It will take more than fear of Donald Trump for Democrats to win this fall. They need a message. This article from Harold Meyerson after monumental losses in 2014 summed it up:

What, besides raising the minimum wage, do the Democrats propose to do about the shift in income from wages to profits, from labor to capital, from the 99 percent to the 1 percent? How do they deliver for an embattled middle class in a globalized, de-unionized, far-from-full-employment economy, where workers have lost the power they once wielded to ensure a more equitable distribution of income and wealth? What Democrat, besides Elizabeth Warren, campaigned this year to diminish the sway of the banks? Who proposed policies that would give workers the power to win more stable employment and higher incomes, not just at the level of the minimum wage but across the economic spectrum?

Bernie Sanders has focused on the banks this year, but Democrats as a party have failed so far to send a message to families working without a net that their concerns and anxieties have been both heard and felt, and that Democrats have a plan to address them.
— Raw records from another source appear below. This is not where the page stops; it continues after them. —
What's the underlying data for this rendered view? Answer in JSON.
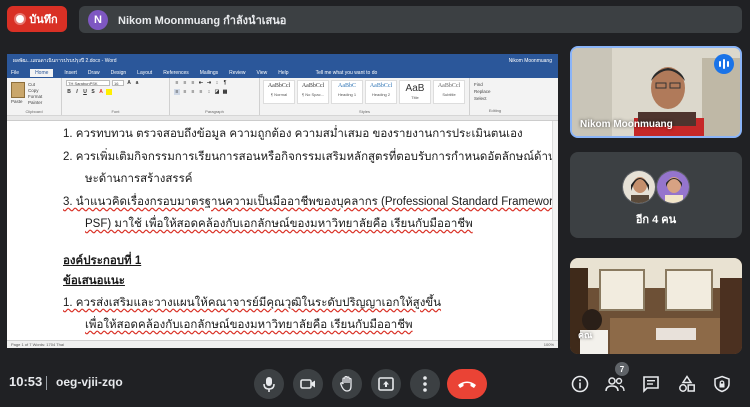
{
  "record_button": {
    "label": "บันทึก"
  },
  "presenter": {
    "initial": "N",
    "text": "Nikom Moonmuang กำลังนำเสนอ"
  },
  "word": {
    "title": "ผลพัฒ...แผนดาเนินการปรบปรุงปี 2.docx - Word",
    "user": "Nikom Moonmuang",
    "tabs": [
      "File",
      "Home",
      "Insert",
      "Draw",
      "Design",
      "Layout",
      "References",
      "Mailings",
      "Review",
      "View",
      "Help"
    ],
    "tell_me": "Tell me what you want to do",
    "paste_label": "Paste",
    "cut_label": "Cut",
    "copy_label": "Copy",
    "format_painter": "Format Painter",
    "font_name": "TH SarabunPSK",
    "font_size": "16",
    "clipboard_group": "Clipboard",
    "font_group": "Font",
    "paragraph_group": "Paragraph",
    "styles_group": "Styles",
    "editing_group": "Editing",
    "styles": [
      {
        "preview": "AaBbCcl",
        "label": "¶ Normal"
      },
      {
        "preview": "AaBbCcl",
        "label": "¶ No Spac..."
      },
      {
        "preview": "AaBbC",
        "label": "Heading 1"
      },
      {
        "preview": "AaBbCcl",
        "label": "Heading 2"
      },
      {
        "preview": "AaB",
        "label": "Title"
      },
      {
        "preview": "AaBbCcl",
        "label": "Subtitle"
      }
    ],
    "editing": [
      "Find",
      "Replace",
      "Select"
    ],
    "status_left": "Page 1 of 7    Words: 1704    Thai",
    "status_right": "100%"
  },
  "document": {
    "line1": "1.   ควรทบทวน ตรวจสอบถึงข้อมูล ความถูกต้อง ความสม่ำเสมอ ของรายงานการประเมินตนเอง",
    "line2": "2.   ควรเพิ่มเติมกิจกรรมการเรียนการสอนหรือกิจกรรมเสริมหลักสูตรที่ตอบรับการกำหนดอัตลักษณ์ด้านทัก",
    "line3": "ษะด้านการสร้างสรรค์",
    "line4": "3.   นำแนวคิดเรื่องกรอบมาตรฐานความเป็นมืออาชีพของบุคลากร (Professional Standard Framework:",
    "line5": "PSF) มาใช้ เพื่อให้สอดคล้องกับเอกลักษณ์ของมหาวิทยาลัยคือ เรียนกับมืออาชีพ",
    "heading1": "องค์ประกอบที่  1",
    "heading2": "ข้อเสนอแนะ",
    "line6": "1.   ควรส่งเสริมและวางแผนให้คณาจารย์มีคุณวุฒิในระดับปริญญาเอกให้สูงขึ้น",
    "line7": "เพื่อให้สอดคล้องกับเอกลักษณ์ของมหาวิทยาลัยคือ เรียนกับมืออาชีพ"
  },
  "tiles": {
    "main_speaker": "Nikom Moonmuang",
    "more_label": "อีก 4 คน",
    "third_name": "คณ"
  },
  "bottom": {
    "time": "10:53",
    "meeting_code": "oeg-vjii-zqo",
    "participant_count": "7"
  },
  "colors": {
    "accent": "#8ab4f8",
    "end_call": "#ea4335",
    "record": "#d93025",
    "word_blue": "#2b579a"
  }
}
They need to forcefully answer the “cares about people like me” question.

They need to connect.

Alec MacGillis provided this anecdote from 2012:

The day of the 2012 presidential election, while reporting on the south side of Columbus, Ohio, I came across a 50-year-old man named Matt Bimberg who was waiting for the bus. He was a middle-aged white man with a Detroit Tigers cap in a mostly black neighborhood, and was returning home from a warehouse job as a forklift operator. He got the job thanks to a three-week training course paid for by the U.S. Department of Labor, and for that reason decided to vote for Barack Obama after having voted for John McCain in 2008.

“My line of thinking was that under Romney and Ryan, it would be more a trickle-down administration,” he told me at the time. “Their thinking is to give that money to corporations and the rich in tax breaks, and some will trickle down. But it didn’t work then and it won’t work now. Romney reminds me so much of Reagan’s theory of supply-side economics. It scares me.”

MacGillis’ point (allowing for off-year falloff in the vote) was that Democrats forgot that message and failed to tell people whose side they are on in 2014.

Matt Taibbi references a comment by Hillary Clinton that connects the subprime crisis to the problems of race in a way that Sanders never seemed to. Taibbi admits that the press (and he himself) overlooked practices at the heart of the financial crisis. Subprime “was fueled by a particular kind of predatory lending that targeted a very specific group of people.” Poor and minority people, to be exact. Predatory lending practices that target black families have made a comeback (they never really disappeared).

The point is not that targeting those practices should be a key campaign issue. It is that the left focuses so much on technocratic issues and spends so much time trying to impress voters with how smart we are that we miss the gut reality people live on the street. Therein lies the disconnect. Donald Trump doesn’t suffer from that problem. He doesn’t know enough to. It is why his supporters believe Trump says what they are thinking. What Democrats end up offering is technocratic, weak tea to struggling people who need something stronger if they are going to be energized enough to come out and vote for them. Voters want to hear how Democrats understand and care “about people like me.”